GEOFF OGILVY:  I think it’s a bit of both.  I think I certainly will be chipping and putting a lot today, definitely chipping as well.  I think Bermuda grass – Bermuda – I would say Bermuda, but 328 or Couch or whatever we call it, grey haired grass, is different.  When I first played, when I first started coming up here for amateur tournaments and stuff, I was just completely lost.

But after 15 or 20 years in the US, you play on this sort of grass 30 per cent of the time probably, so I got a bit better at what I’m looking for.  So, it would probably wouldn’t take too long.  I don’t know if I can be completely back and home and accustomed to it by tomorrow morning, but certainly I think by week end I think I would be.

So, a lot of chips today, a lot of putts today, try to let my, whatever my learnt experience over the years, sort of come out.

Q.  You were talking about the tournaments, probably from a media point of view they’d still love to hang their hat on a big name.  I mean, would you expect because of COVID that these guys have been stuck overseas for so long, that a couple of them now would say we’d like to come home and free up towards the end of the year with Opens, PGAs and things like that?  The Cams, the Adams, the Leishs, Jason?

GEOFF OGILVY: I imagine so, I would be.  I think there was one summer I didn’t come back and by like about February I regretted it.  I was just counting down the days until that November or whatever we could come back for the Open.

I imagine if we can present a good looking schedule there in November, December this year, I think they’ll all be very, very keen, especially Leish, very Aussie, Cam’s very Aussie, Scottie hasn’t been here for a little bit.  Yeah, I imagine, we’ve got an opportunity this year, as you say, just by COVID and them having no golf to play in Australia for a couple of years.  I think if it’s smooth sailing or an easy way to do it this year, I think it’s an opportunity to get them all to come back, absolutely.

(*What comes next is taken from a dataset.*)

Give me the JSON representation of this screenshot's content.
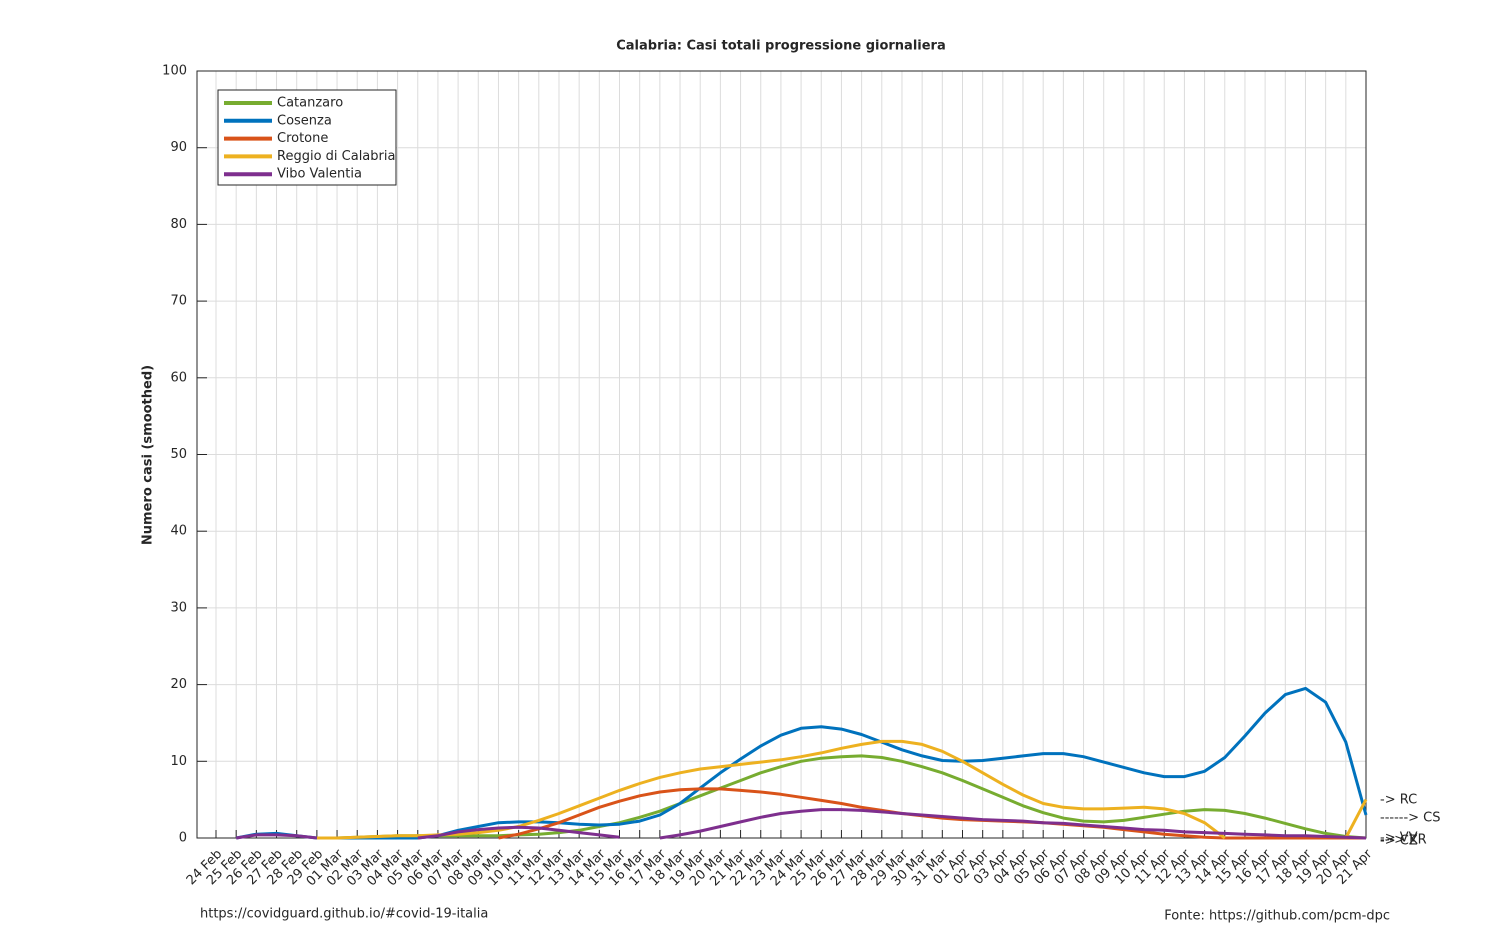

Q.  Just on Min Woo Lee, the highest ranking player in the field, just about to play his first Masters in like April.  What’s it like for him going into that first sort of Masters when he’s there compared to your first Masters maybe?

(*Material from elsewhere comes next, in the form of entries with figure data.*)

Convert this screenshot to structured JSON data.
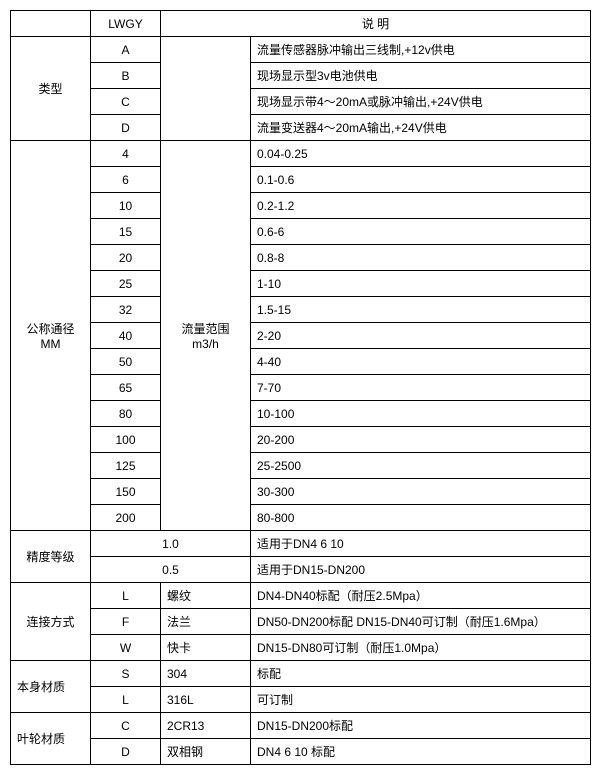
{
  "header": {
    "lwgy": "LWGY",
    "desc_label": "说    明"
  },
  "type": {
    "label": "类型",
    "rows": [
      {
        "code": "A",
        "desc": "流量传感器脉冲输出三线制,+12v供电"
      },
      {
        "code": "B",
        "desc": "现场显示型3v电池供电"
      },
      {
        "code": "C",
        "desc": "现场显示带4～20mA或脉冲输出,+24V供电"
      },
      {
        "code": "D",
        "desc": "流量变送器4～20mA输出,+24V供电"
      }
    ]
  },
  "diameter": {
    "label1": "公称通径",
    "label2": "MM",
    "range_label1": "流量范围",
    "range_label2": "m3/h",
    "rows": [
      {
        "code": "4",
        "range": "0.04-0.25"
      },
      {
        "code": "6",
        "range": "0.1-0.6"
      },
      {
        "code": "10",
        "range": "0.2-1.2"
      },
      {
        "code": "15",
        "range": "0.6-6"
      },
      {
        "code": "20",
        "range": "0.8-8"
      },
      {
        "code": "25",
        "range": "1-10"
      },
      {
        "code": "32",
        "range": "1.5-15"
      },
      {
        "code": "40",
        "range": "2-20"
      },
      {
        "code": "50",
        "range": "4-40"
      },
      {
        "code": "65",
        "range": "7-70"
      },
      {
        "code": "80",
        "range": "10-100"
      },
      {
        "code": "100",
        "range": "20-200"
      },
      {
        "code": "125",
        "range": "25-2500"
      },
      {
        "code": "150",
        "range": "30-300"
      },
      {
        "code": "200",
        "range": "80-800"
      }
    ]
  },
  "accuracy": {
    "label": "精度等级",
    "rows": [
      {
        "val": "1.0",
        "note": "适用于DN4  6  10"
      },
      {
        "val": "0.5",
        "note": "适用于DN15-DN200"
      }
    ]
  },
  "connection": {
    "label": "连接方式",
    "rows": [
      {
        "code": "L",
        "name": "螺纹",
        "note": "DN4-DN40标配（耐压2.5Mpa）"
      },
      {
        "code": "F",
        "name": "法兰",
        "note": "DN50-DN200标配 DN15-DN40可订制（耐压1.6Mpa）"
      },
      {
        "code": "W",
        "name": "快卡",
        "note": "DN15-DN80可订制（耐压1.0Mpa）"
      }
    ]
  },
  "body_material": {
    "label": "本身材质",
    "rows": [
      {
        "code": "S",
        "name": "304",
        "note": "标配"
      },
      {
        "code": "L",
        "name": "316L",
        "note": "可订制"
      }
    ]
  },
  "impeller": {
    "label": "叶轮材质",
    "rows": [
      {
        "code": "C",
        "name": "2CR13",
        "note": "DN15-DN200标配"
      },
      {
        "code": "D",
        "name": "双相钢",
        "note": "DN4 6 10 标配"
      }
    ]
  }
}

GEOFF OGILVY: I talked to Lucas about this actually, because he’s about to go play his first one.  I think the best thing you can do is go early, before the Tournament.  You’re going to be a fan of the Masters and you’re going to be open eyes.  It’s like going to Disneyland for a kid the first time you go there.  

I think you’ve got to get that out of the way, but you’ve got to allow yourself that, because you’ve been waiting your whole life to get there, so you’ve got to go do that.

So my advice to him, and as it was to Lucas, I said if you can get there early, maybe call Cam or Leish or Scottie or someone and say, are you guys going the week before the Tournament, can I come and tag along, show me the ropes a little bit?  Get it all out of your system.  Drive down Magnolia Lane, go in the pro shop, buy all the merchandise, go behind the trees on 13, feel the shot, do all that stuff.

Get that stuff out of the way, so that when you come back a week or so later for the Masters that you’ve got that out of the way and you can play a golf tournament.

Historically they all say that you can’t play well there first time, but I don’t think that’s true.  I think you absolutely can.  I think if you can get to the first tee and have all that sort of fan stuff out of the way, the wide eyes, like be ready to play on the first tee, I think you can do it.

I think it’s a relatively simple course to play basically right and then it’s 50 years of experience to get all those little 1 per centers, you know what I mean?  So I would say go early and play as many practice rounds as you can with people who have been there – the longer they’ve been there, the more you should seek out their practice round.  Langer, Couples, Scottie, like all those guys.  Go play with them and see how they play, because they seem to hit it to spots where they don’t ever make bogeys and when you’re a rookie there, you just seem to hit in spots where you can’t make pars.

Just watch how the experienced guys play it.  Just get the visit out of the way so you can get back there on the Monday of the Tournament where you can just be ready to go.

Q.  Geoff, thanks very much, thanks for coming.GEOFF OGILVY:  No worries.